Bosch takes control of its electric motor joint venture with Daimler
28 January 2019
Bosch has taken full control of EM-motive, its joint venture with Daimler set up to develop electric motors for future mobility projects.
Right from the establishment of the joint venture, Bosch secured an option to acquire the shares. A complete takeover was thus already an option in the joint venture agreement. The company has said that the change in ownership structure will not have any immediate effect on the roughly 340 EM-motive associates currently working at their locations in Stuttgart and Hildesheim.

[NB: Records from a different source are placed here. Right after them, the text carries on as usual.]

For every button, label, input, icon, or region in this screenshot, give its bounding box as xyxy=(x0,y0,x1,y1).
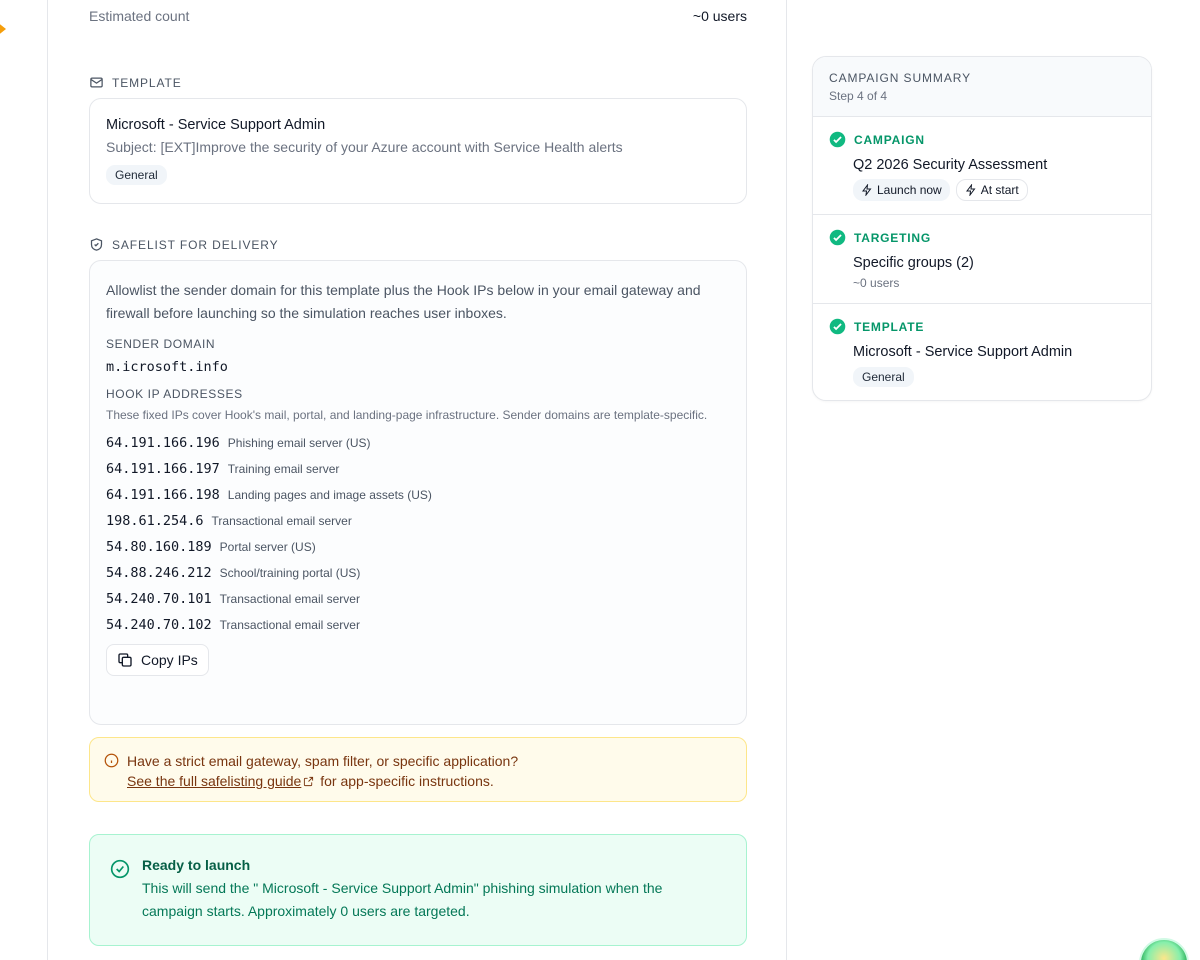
launch-now-text: Launch now xyxy=(877,183,942,197)
at-start-chip: At start xyxy=(955,179,1028,201)
summary-targeting-heading: TARGETING xyxy=(829,229,1135,246)
safelisting-guide-link[interactable]: See the full safelisting guide xyxy=(127,773,316,789)
summary-campaign-chips: Launch now At start xyxy=(853,179,1135,201)
bolt-icon xyxy=(965,184,976,196)
mail-icon xyxy=(90,77,103,88)
ready-body: This will send the " Microsoft - Service… xyxy=(142,880,663,919)
ip-row: 64.191.166.196 Phishing email server (US) xyxy=(106,430,730,456)
ip-description: Transactional email server xyxy=(219,592,360,606)
ip-description: Phishing email server (US) xyxy=(227,436,371,450)
ip-address[interactable]: 64.191.166.197 xyxy=(106,461,220,477)
ip-description: Training email server xyxy=(227,462,340,476)
ip-description: School/training portal (US) xyxy=(219,566,361,580)
check-circle-filled-icon xyxy=(829,229,846,246)
shield-check-icon xyxy=(90,238,103,251)
summary-targeting-value: Specific groups (2) xyxy=(853,255,974,271)
ip-address[interactable]: 54.240.70.102 xyxy=(106,617,212,633)
ip-row: 64.191.166.198 Landing pages and image as… xyxy=(106,482,730,508)
ready-title: Ready to launch xyxy=(142,857,251,873)
ip-description: Landing pages and image assets (US) xyxy=(227,488,432,502)
template-heading-text: TEMPLATE xyxy=(112,75,182,90)
template-card: Microsoft - Service Support Admin Subjec… xyxy=(89,98,747,204)
warning-line: Have a strict email gateway, spam filter… xyxy=(127,753,519,769)
check-circle-icon xyxy=(110,859,130,879)
bolt-icon xyxy=(862,184,872,196)
estimated-count-label: Estimated count xyxy=(89,8,190,24)
summary-template-heading: TEMPLATE xyxy=(829,318,1135,335)
sender-domain-label: SENDER DOMAIN xyxy=(106,337,216,351)
template-summary-heading-text: TEMPLATE xyxy=(854,319,925,334)
rail-accent-icon xyxy=(0,18,6,40)
estimated-count-value: ~0 users xyxy=(692,8,747,24)
template-subject: Subject: [EXT]Improve the security of yo… xyxy=(106,139,623,155)
summary-template-section[interactable]: TEMPLATE Microsoft - Service Support Adm… xyxy=(813,304,1151,400)
summary-template-value: Microsoft - Service Support Admin xyxy=(853,344,1073,360)
summary-campaign-section[interactable]: CAMPAIGN Q2 2026 Security Assessment Lau… xyxy=(813,117,1151,215)
check-circle-filled-icon xyxy=(829,131,846,148)
ip-description: Transactional email server xyxy=(211,514,352,528)
safelist-warning: Have a strict email gateway, spam filter… xyxy=(89,737,747,802)
ip-row: 198.61.254.6 Transactional email server xyxy=(106,508,730,534)
check-circle-filled-icon xyxy=(829,318,846,335)
template-tag: General xyxy=(106,165,167,185)
summary-campaign-name: Q2 2026 Security Assessment xyxy=(853,157,1048,173)
ip-description: Portal server (US) xyxy=(219,540,316,554)
main-panel: Estimated count ~0 users TEMPLATE Micros… xyxy=(49,0,787,960)
ip-list: 64.191.166.196 Phishing email server (US)… xyxy=(106,430,730,638)
guide-link-text: See the full safelisting guide xyxy=(127,773,302,789)
targeting-heading-text: TARGETING xyxy=(854,230,931,245)
warning-line-2: See the full safelisting guide for app-s… xyxy=(127,771,518,791)
safelist-description: Allowlist the sender domain for this tem… xyxy=(106,282,701,321)
safelist-heading-text: SAFELIST FOR DELIVERY xyxy=(112,237,279,252)
ip-address[interactable]: 54.240.70.101 xyxy=(106,591,212,607)
estimated-count-row: Estimated count ~0 users xyxy=(89,8,747,24)
warning-line-rest: for app-specific instructions. xyxy=(316,773,494,789)
template-section-heading: TEMPLATE xyxy=(89,75,182,90)
summary-targeting-section[interactable]: TARGETING Specific groups (2) ~0 users xyxy=(813,215,1151,304)
ip-address[interactable]: 54.80.160.189 xyxy=(106,539,212,555)
hook-ip-note: These fixed IPs cover Hook's mail, porta… xyxy=(106,408,708,422)
template-name: Microsoft - Service Support Admin xyxy=(106,117,326,133)
left-rail xyxy=(0,0,48,960)
ip-row: 54.240.70.102 Transactional email server xyxy=(106,612,730,638)
summary-template-tag: General xyxy=(853,367,914,387)
external-link-icon xyxy=(304,776,314,787)
hook-ip-label: HOOK IP ADDRESSES xyxy=(106,387,243,401)
campaign-summary-panel: CAMPAIGN SUMMARY Step 4 of 4 CAMPAIGN Q2… xyxy=(812,56,1152,401)
copy-ips-button[interactable]: Copy IPs xyxy=(106,644,209,676)
safelist-card: Allowlist the sender domain for this tem… xyxy=(89,260,747,725)
ip-address[interactable]: 64.191.166.198 xyxy=(106,487,220,503)
ip-row: 64.191.166.197 Training email server xyxy=(106,456,730,482)
at-start-text: At start xyxy=(980,183,1019,197)
ip-row: 54.80.160.189 Portal server (US) xyxy=(106,534,730,560)
summary-header: CAMPAIGN SUMMARY Step 4 of 4 xyxy=(813,57,1151,117)
ip-address[interactable]: 198.61.254.6 xyxy=(106,513,204,529)
ip-address[interactable]: 64.191.166.196 xyxy=(106,435,220,451)
summary-step: Step 4 of 4 xyxy=(829,89,888,103)
ip-description: Transactional email server xyxy=(219,618,360,632)
campaign-heading-text: CAMPAIGN xyxy=(854,132,925,147)
ready-to-launch-box: Ready to launch This will send the " Mic… xyxy=(89,834,747,946)
summary-title: CAMPAIGN SUMMARY xyxy=(829,71,971,85)
copy-ips-label: Copy IPs xyxy=(141,652,198,668)
sender-domain-value[interactable]: m.icrosoft.info xyxy=(106,359,730,375)
avatar[interactable] xyxy=(1139,938,1189,960)
summary-campaign-heading: CAMPAIGN xyxy=(829,131,1135,148)
ip-row: 54.88.246.212 School/training portal (US) xyxy=(106,560,730,586)
copy-icon xyxy=(118,653,132,667)
ip-row: 54.240.70.101 Transactional email server xyxy=(106,586,730,612)
safelist-section-heading: SAFELIST FOR DELIVERY xyxy=(89,237,279,252)
launch-now-chip: Launch now xyxy=(853,179,950,201)
warning-text: Have a strict email gateway, spam filter… xyxy=(127,751,518,801)
summary-targeting-sub: ~0 users xyxy=(853,276,900,290)
info-icon xyxy=(104,753,119,768)
ip-address[interactable]: 54.88.246.212 xyxy=(106,565,212,581)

“The company’s electric motors already feature in vehicles made by Daimler, Porsche, Fiat, Volvo, Peugeot, and StreetScooter, among others. With this move, Bosch above all intends to acquire new customers in the rapidly growing global market,” says Mathias Pillin, the member of the Powertrain Solutions executive management responsible for the electric vehicle market segment. The existing company EM-motive GmbH will be transferred to Robert Bosch GmbH. The acquisition of the shares is subject to approval by the antitrust authorities.
EM-motive was set up in 2011 by the German manufacturer and vehicle supplier, allowing both partners an economically feasible early entry into electric motor manufacturing. Given the initially small batch sizes, Bosch and Daimler were able to share the high capital cost of developing and manufacturing electric motors. Today, however, Bosch is confident that by the start of the next decade, the electric transport business will have grown into a mass market.
Daimler is currently forging ahead with the development of its electric EQ range, launching the EQC last year and developing the plans for its next model in the line-up, the EQB. The company needs funds to help its development of the range, together with an electrified version of all its models, and selling its stake in the venture to Bosch will help with this investment.
The motor is a key component in the electric powertrain: The more efficiently it works, the less energy it consumes, which not only means greater range but also significantly lower operating costs. Even now, the electromobility business is growing rapidly and by the start of the next decade at the latest, it will have developed into a mass market.
Daimler CEO Dieter Zetsche last year scaled back the company’s early forecasts for electric vehicle (EV) sales, after originally saying the technology would make up 25% of sales by 2025.
Speaking at the launch of the company’s first EV, the EQC, Zetsche suggested that forecasts of 15% to 25% were ‘estimated very heavily from a top-down analysis.’ The company now believes that as it is only just entering the market, sales volumes will reach the lower end of estimates by 2025.